The magnification factor of 1:2 is not only beneficial for learning to perform the surgery, but also for analysing the surgical outcomes, since it increases the measuring distances and allows more accurate measurements. It is further advantageous that the snout discs of pigs at a slaughter age of 6 months are relatively uniform in size and model-relevant structure. Therefore, the template developed for the creation of the model is applicable to multiple snout discs, and allows quick, low-cost and easy production of standardised cleft models, while the template itself may also easily be duplicated. Despite its high fidelity, which even allows for multi-layer lip reconstruction, the snout disc model is a very inexpensive cleft model. In contrast to the existing “high fidelity” silicone models, the porcine snout discs can be obtained inexpensively from a butcher or slaughterhouse, as they play only a very minor role in culinary utilisation. The availability is therefore determined by the local amount of pork production and the proximity of the nearest slaughterhouse. The snout discs used in the present work were provided free of charge by the local slaughterhouse. Elsewhere, too, the price per snout disc is likely to be less than one dollar. This makes the unilateral cleft lip training model extremely inexpensive and, combined with the easy and fast manufacturing, paves the way for broad application. The surgical simulation may not only be repeated as often as required for one’s individual training without incurring nearly as much costs as if silicone models were used; the model is just as convenient for teaching many trainees at the same time. To ensure a good teaching quality, group sizes should be adapted to the trainees’ levels of experience, since less experienced trainees need closer supervision. For trainees or students with low levels of surgical experience, the model facilitates the teaching of the idea of surgical lip closure and the corresponding surgical techniques – e.g. rotation advancement technique – in a hands-on setting. Highly experienced surgeons can benefit from the model by repetitive practice as to refine their skills, learning new techniques and even testing new approaches.

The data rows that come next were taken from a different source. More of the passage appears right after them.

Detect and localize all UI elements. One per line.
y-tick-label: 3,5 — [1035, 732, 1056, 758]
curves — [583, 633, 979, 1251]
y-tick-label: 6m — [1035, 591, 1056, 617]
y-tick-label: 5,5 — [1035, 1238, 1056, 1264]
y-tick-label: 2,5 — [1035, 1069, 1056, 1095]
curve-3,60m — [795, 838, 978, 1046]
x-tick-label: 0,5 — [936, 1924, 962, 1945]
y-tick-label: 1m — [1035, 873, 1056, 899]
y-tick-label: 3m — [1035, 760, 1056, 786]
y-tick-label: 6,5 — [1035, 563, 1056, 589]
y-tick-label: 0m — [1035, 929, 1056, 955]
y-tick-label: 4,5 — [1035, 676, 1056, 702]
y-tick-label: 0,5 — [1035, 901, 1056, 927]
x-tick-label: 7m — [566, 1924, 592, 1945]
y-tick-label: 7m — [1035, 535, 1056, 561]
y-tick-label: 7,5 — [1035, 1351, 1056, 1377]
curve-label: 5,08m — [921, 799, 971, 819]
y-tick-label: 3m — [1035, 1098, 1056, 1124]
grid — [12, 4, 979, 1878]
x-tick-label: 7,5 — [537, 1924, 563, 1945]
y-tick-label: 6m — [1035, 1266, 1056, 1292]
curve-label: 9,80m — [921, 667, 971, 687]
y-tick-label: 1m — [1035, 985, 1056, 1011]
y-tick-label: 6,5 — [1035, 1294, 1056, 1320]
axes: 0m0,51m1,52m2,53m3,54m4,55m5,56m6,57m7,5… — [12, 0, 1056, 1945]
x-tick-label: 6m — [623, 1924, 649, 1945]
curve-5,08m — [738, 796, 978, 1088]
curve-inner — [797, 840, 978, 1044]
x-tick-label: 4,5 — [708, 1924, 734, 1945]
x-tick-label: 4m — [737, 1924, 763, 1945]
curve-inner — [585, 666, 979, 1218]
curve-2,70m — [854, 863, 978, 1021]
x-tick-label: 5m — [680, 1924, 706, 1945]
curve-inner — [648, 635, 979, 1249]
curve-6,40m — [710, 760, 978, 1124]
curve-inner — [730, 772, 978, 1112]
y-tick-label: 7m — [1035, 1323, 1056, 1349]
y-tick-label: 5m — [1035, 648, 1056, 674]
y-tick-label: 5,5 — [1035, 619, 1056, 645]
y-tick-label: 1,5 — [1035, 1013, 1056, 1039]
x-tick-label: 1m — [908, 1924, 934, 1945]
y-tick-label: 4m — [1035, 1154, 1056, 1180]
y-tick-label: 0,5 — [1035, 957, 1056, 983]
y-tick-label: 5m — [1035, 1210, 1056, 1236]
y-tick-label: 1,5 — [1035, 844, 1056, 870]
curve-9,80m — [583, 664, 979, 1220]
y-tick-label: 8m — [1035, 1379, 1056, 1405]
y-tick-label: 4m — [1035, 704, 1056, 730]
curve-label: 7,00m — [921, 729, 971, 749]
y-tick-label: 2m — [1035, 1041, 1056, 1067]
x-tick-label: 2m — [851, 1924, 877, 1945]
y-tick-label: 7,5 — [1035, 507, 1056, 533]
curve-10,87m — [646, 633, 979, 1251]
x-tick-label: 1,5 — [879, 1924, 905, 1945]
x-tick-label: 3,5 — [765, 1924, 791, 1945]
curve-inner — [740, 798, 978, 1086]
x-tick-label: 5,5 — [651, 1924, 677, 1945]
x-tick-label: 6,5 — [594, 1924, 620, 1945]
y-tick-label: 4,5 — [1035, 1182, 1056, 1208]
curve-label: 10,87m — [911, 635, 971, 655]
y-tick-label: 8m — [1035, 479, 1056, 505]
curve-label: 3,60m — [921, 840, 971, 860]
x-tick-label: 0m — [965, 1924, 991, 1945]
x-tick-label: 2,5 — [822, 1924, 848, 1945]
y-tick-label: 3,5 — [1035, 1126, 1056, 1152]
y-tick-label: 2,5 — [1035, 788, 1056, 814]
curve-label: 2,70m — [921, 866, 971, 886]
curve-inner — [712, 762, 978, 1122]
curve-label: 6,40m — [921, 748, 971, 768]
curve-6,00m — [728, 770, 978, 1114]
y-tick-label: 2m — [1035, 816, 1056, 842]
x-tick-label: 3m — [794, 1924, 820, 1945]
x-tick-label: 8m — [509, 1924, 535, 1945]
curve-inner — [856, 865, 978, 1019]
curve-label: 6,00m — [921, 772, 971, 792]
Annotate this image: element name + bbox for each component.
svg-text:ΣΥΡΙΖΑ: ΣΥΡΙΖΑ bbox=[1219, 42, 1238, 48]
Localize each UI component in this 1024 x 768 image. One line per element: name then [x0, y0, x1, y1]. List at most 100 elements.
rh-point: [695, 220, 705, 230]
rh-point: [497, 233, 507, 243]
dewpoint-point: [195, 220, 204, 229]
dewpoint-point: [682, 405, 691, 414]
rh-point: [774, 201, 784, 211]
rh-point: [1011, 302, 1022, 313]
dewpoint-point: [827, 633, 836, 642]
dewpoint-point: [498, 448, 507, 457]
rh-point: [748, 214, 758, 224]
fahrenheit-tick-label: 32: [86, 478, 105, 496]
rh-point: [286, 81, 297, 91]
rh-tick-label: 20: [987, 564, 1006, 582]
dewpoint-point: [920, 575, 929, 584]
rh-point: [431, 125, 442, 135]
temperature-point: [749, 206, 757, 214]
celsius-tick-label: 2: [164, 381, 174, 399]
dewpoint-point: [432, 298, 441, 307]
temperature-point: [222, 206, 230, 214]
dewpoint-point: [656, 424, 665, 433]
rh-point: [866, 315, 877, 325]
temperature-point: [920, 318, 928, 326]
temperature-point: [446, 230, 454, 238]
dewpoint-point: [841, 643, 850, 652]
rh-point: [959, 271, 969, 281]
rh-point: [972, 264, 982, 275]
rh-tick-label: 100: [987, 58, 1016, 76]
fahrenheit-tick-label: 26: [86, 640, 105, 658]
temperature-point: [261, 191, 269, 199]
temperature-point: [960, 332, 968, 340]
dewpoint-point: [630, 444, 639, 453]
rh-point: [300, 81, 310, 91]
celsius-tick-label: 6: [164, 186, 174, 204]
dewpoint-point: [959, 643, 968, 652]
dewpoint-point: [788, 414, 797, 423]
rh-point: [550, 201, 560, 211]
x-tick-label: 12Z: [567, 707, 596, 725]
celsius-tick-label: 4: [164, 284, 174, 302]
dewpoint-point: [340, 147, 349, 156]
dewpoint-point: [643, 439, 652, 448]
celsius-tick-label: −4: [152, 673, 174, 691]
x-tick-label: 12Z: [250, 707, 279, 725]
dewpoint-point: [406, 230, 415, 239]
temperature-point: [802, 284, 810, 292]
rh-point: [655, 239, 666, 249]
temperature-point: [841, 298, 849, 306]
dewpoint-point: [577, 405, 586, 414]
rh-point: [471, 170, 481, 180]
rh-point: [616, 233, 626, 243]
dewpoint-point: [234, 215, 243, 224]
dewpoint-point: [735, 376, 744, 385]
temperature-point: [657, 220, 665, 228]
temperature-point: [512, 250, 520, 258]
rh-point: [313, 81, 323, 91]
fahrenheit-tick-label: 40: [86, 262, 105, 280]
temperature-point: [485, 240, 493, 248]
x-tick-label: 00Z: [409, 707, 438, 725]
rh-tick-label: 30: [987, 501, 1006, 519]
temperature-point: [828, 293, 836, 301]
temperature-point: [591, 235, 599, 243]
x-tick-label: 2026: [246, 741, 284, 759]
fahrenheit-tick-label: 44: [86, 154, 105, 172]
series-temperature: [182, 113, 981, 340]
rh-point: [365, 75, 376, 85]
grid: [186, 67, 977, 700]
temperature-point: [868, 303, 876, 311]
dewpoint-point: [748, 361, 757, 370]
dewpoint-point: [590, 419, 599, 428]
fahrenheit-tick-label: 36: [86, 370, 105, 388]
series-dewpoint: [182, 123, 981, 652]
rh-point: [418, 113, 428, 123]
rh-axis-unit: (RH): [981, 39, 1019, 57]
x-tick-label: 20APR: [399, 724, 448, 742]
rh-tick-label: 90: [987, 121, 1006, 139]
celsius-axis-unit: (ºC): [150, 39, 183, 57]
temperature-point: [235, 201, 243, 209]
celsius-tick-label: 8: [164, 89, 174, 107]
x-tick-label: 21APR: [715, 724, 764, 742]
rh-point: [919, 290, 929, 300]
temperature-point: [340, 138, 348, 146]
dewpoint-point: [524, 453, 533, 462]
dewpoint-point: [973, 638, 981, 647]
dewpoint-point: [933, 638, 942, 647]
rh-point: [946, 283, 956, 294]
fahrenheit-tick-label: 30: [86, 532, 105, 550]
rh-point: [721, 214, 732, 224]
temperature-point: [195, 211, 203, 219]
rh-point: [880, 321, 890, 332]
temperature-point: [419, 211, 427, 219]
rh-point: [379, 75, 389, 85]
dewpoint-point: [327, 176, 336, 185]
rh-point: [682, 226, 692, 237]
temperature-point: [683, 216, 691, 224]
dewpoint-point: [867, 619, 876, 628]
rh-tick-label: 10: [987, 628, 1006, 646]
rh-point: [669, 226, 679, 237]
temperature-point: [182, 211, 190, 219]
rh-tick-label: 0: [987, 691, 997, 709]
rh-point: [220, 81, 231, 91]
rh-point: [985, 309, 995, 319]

In summary, the ex vivo model enables CMF trainees as well as colleagues with different levels of experience to develop surgical skills without expenditure of time or money, and to deeply comprehend cleft surgery by gaining experience on the training model. Thereby, a possible mistake, which must not occur in actual human cleft lip closure, will result in a learning progress of the trainee. The self-assessment conducted in the present study indicated a steep learning curve after only one surgical simulation on the ex vivo model, while the positive feedback from the participants and their responses to the questionnaire emphasised the need and desire for practice opportunities.

Conclusion

The newly developed ex vivo porcine snout disc model is eminently suitable for simulating unilateral cleft lip surgery. It facilitates CMF residents as well as students and surgeons to learn, comprehend and practice the complex techniques of cleft lip surgery. In contrast to existing models, the ex vivo model combines high fidelity, easy and inexpensive manufacturing and wide availability. This paves the way for versatile application, like using it for gaining experience, for one’s individual surgical training or for the education of larger groups of trainees. Especially CMF residents with basic knowledge in the field of cleft surgery would benefit greatly if the model was included in their surgical training.